PXW-Z280 and Z190 Firmware Version 4 Adds RTMP Streaming.

Sony have today released version 4 firmware for the Z280 and Z190. This is a nice update for these cameras as it adds the ability to stream directly to platforms such as YouTube or Facebook using the RTMP or RTMPS protocol. There is no longer any need to go via an intermediate convertor such as OBS.

In addition the looks used in th HDR modes are adjusted to bring them into line with the latest cameras with HLG Natural and HDR Live.

You can download the firmware for the Z280 from here: https://pro.sony/en_FI/support-resources/pxw-z280/software/00257137

And you can download the Z190 firmware from here:

460x150_xdcam_150dpi PXW-Z280 and Z190 Firmware Version 4 Adds RTMP Streaming.

7 thoughts on “PXW-Z280 and Z190 Firmware Version 4 Adds RTMP Streaming.”

    1. Quick question for you guys using the Z280. I’ve been an Ex1 user since 2009x then I moved into the EX1r, then the X200. All amazing cameras. I got the Z280 about a month ago and have noticed the power zoom to be really twitchy compared to the older cameras to the point that I’ve been blowing shots because the zoom speed ramps up too quickly.

      Does anyone here have a similar problem and/or is there a reasonable solution to it? I’m running v3.2 abscess curious to know if the new firmware addressed this issue.


      1. Apparently everybody has this problem. The zoom is not as smooth as even EX1/EX3. (I have both). It is not variable zoom. It seems to have just two zoom speeds. But Sony is not forthcoming with this shortcoming. And the lens is sharp only at about 2.8! At any other setting the image will not be sharp.

        1. It is a variable speed zoom. But this lens + camera cost nowhere near what most professional ENG zooms on their own cost, so to expect it to perform the same is wishful thinking. Also the EX1 was only a 14x zoom, this is a 20x so the speed becomes more exaggerated.

          When you have very small pixels as happens when you cram 4K of pixels on to such a small sensor you will be “diffraction limited” at small apertures. So when you stop down past f5.6 the image will go soft. This is just the way optics work and not much can be done about this unless you reduce the resolution.

          1. Thank you for your reply sir. But, with due respect, I find it difficult to agree. I mostly use this camera in HD and the picture is not comparable to my EX3 or EX1 in sharpness, in most situations. May be you mean because the sensor has 4K pixels crammed into small area, but then that means this model fails in what it claims to be.
            If memory serves the EX3 did not cost more than the Z280 .
            I have tried three or four remote zoom controls with this camera and could never get variable zoom, it just gives two speeds. I had to return two previous buys and this is the third one I am talking about so I am sure it is not a malfunction of my piece.

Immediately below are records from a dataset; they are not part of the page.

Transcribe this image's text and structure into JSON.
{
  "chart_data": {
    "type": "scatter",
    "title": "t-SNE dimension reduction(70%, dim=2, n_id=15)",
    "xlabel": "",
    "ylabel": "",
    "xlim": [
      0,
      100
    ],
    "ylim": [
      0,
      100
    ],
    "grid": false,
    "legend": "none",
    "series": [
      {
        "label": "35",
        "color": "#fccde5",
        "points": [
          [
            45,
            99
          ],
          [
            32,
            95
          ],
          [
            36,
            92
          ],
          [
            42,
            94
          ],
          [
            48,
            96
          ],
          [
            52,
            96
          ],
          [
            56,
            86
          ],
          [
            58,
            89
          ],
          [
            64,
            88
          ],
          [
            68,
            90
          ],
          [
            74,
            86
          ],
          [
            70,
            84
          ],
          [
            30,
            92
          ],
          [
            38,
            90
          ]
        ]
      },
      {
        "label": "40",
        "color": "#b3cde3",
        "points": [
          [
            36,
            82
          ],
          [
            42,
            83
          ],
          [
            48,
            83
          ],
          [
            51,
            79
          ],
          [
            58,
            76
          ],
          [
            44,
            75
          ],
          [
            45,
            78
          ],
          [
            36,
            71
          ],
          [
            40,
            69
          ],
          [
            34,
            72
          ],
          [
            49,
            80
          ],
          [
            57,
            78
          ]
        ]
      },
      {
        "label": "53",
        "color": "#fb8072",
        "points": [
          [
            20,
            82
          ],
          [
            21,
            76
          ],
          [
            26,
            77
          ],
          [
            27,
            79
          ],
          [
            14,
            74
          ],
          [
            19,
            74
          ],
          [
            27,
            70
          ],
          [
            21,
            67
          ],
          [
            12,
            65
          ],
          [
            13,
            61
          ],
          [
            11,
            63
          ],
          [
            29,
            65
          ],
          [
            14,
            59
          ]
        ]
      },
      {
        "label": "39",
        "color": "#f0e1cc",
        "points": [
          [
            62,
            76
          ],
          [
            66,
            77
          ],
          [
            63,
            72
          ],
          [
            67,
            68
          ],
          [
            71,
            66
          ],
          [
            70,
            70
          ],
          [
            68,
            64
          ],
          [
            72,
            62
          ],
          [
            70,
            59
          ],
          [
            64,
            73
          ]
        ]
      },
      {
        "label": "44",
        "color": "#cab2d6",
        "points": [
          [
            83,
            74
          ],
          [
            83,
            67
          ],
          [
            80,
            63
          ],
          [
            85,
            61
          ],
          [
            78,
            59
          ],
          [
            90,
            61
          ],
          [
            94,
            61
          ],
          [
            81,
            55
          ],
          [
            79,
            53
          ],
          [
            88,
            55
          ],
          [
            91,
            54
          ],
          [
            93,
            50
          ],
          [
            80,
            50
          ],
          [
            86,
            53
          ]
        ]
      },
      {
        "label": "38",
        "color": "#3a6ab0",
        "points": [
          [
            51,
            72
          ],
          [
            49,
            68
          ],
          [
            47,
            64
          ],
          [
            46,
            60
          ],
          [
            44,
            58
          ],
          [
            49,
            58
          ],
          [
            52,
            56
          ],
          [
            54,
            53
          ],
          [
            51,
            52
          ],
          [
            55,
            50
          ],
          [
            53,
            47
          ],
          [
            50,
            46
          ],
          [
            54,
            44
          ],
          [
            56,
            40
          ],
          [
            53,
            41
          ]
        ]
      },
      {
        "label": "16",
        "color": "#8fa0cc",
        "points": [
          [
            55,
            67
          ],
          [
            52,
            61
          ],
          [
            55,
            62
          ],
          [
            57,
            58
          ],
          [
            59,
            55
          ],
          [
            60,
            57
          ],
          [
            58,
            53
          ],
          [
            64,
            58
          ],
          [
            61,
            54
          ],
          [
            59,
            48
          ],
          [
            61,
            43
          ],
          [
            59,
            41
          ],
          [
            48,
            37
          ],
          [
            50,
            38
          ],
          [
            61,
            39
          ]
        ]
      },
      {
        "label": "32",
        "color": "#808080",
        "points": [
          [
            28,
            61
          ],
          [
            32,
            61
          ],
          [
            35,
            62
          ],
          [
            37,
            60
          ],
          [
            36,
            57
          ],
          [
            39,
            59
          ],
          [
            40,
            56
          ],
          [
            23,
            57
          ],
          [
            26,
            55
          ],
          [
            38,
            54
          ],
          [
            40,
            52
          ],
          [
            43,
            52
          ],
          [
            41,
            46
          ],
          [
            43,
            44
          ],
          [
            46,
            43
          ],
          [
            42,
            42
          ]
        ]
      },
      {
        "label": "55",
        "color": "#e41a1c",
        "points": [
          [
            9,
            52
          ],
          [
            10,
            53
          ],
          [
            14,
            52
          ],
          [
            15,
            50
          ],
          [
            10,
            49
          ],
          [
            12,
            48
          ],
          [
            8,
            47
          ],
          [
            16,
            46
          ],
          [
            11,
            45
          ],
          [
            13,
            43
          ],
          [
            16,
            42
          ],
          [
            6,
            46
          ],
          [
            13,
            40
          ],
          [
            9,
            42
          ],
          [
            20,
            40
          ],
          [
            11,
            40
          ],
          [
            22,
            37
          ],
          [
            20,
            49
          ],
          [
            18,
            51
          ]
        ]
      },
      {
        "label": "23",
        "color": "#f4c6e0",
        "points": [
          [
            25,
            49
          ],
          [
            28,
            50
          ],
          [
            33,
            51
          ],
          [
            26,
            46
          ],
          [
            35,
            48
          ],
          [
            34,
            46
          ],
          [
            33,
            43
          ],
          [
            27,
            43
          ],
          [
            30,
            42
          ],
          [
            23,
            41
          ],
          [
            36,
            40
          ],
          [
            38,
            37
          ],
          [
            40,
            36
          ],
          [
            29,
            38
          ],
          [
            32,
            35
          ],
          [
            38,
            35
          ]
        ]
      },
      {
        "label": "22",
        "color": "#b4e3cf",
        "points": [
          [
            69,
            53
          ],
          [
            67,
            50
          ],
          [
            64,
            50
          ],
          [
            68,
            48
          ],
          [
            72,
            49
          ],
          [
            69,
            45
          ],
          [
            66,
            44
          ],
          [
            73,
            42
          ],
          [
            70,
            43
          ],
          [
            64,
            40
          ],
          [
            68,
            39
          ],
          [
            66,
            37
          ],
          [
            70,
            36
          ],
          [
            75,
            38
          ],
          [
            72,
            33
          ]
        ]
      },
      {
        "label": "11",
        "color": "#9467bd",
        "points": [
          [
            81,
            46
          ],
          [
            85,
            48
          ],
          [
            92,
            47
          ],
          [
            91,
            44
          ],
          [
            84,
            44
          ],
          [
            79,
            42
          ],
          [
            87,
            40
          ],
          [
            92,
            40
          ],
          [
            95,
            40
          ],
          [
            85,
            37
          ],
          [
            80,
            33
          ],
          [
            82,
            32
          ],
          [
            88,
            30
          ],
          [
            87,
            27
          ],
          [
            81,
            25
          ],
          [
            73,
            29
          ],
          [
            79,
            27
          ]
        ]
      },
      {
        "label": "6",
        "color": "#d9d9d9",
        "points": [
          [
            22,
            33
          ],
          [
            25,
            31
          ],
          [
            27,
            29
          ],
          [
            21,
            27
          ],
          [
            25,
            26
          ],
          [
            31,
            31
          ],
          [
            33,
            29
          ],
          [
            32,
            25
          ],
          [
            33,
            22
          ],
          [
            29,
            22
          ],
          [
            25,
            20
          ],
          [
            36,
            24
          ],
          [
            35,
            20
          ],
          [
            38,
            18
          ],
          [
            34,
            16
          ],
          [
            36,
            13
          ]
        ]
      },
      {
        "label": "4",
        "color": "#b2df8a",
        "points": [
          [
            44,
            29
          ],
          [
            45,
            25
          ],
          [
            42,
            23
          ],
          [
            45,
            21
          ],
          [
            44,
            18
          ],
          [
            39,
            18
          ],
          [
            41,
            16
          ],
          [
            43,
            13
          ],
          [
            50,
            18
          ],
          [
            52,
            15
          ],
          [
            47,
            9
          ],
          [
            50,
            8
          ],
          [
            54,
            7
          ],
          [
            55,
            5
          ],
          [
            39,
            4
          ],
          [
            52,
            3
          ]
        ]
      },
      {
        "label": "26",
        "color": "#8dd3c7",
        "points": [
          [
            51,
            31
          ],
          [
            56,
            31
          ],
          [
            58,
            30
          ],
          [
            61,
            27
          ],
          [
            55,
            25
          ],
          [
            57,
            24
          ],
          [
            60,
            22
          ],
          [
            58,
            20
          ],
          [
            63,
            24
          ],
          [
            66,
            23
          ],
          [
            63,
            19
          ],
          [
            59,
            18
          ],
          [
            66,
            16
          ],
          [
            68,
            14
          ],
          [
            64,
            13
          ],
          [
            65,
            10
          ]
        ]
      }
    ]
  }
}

  1. Diffraction will soften both the HD and 4K. It is an optical limitation and affects ALL digital cameras. The smaller the pixel, the larger the aperture where it becomes apparent. The EX1 suffers from it too, but because of the significantly larger pixels you won’t see it until f11. It’s why most high resolution phone cameras have a large fixed aperture as any smaller aperture would make the image soft. It’s why small handycams like the Z90 now include ND filters as it is essential that the aperture is kept large to stay out of diffraction softening. It does mean the Z280 only has a very narrow range of apertures where it will remain sharp.

    Unfortunately there is nothing that can be done about it other than using a much larger sensor which would then limit the zoom range. Or using bigger pixels combined with reducing the resolution to HD only. It’s one of the main drivers behind the use of large sensor cameras for 4K and above. The Z280 is designed as a 4K camera with a large zoom range. To achieve both at a sensible price, reasonable size and weight requires compromises to be made within the limitations of current sensor optical technologies.

    Further to this the z280 uses a lot less sharpening than the EX1 etc. Because the sensor resolution is much greater, less sharpening via edge contrast boosting can be used to achieve full resolution. This results in a more true to life image with fewer artefacts, however it may look softer when the scene contrast is lower or less detailed. Sharpness is primarily a function of contrast. The EX1 series with their lower resolution sensors relied heavily on edge contrast enhancement to make the image look sharp and as a result the images would appear crisp even when actually low resolution or lower contrast.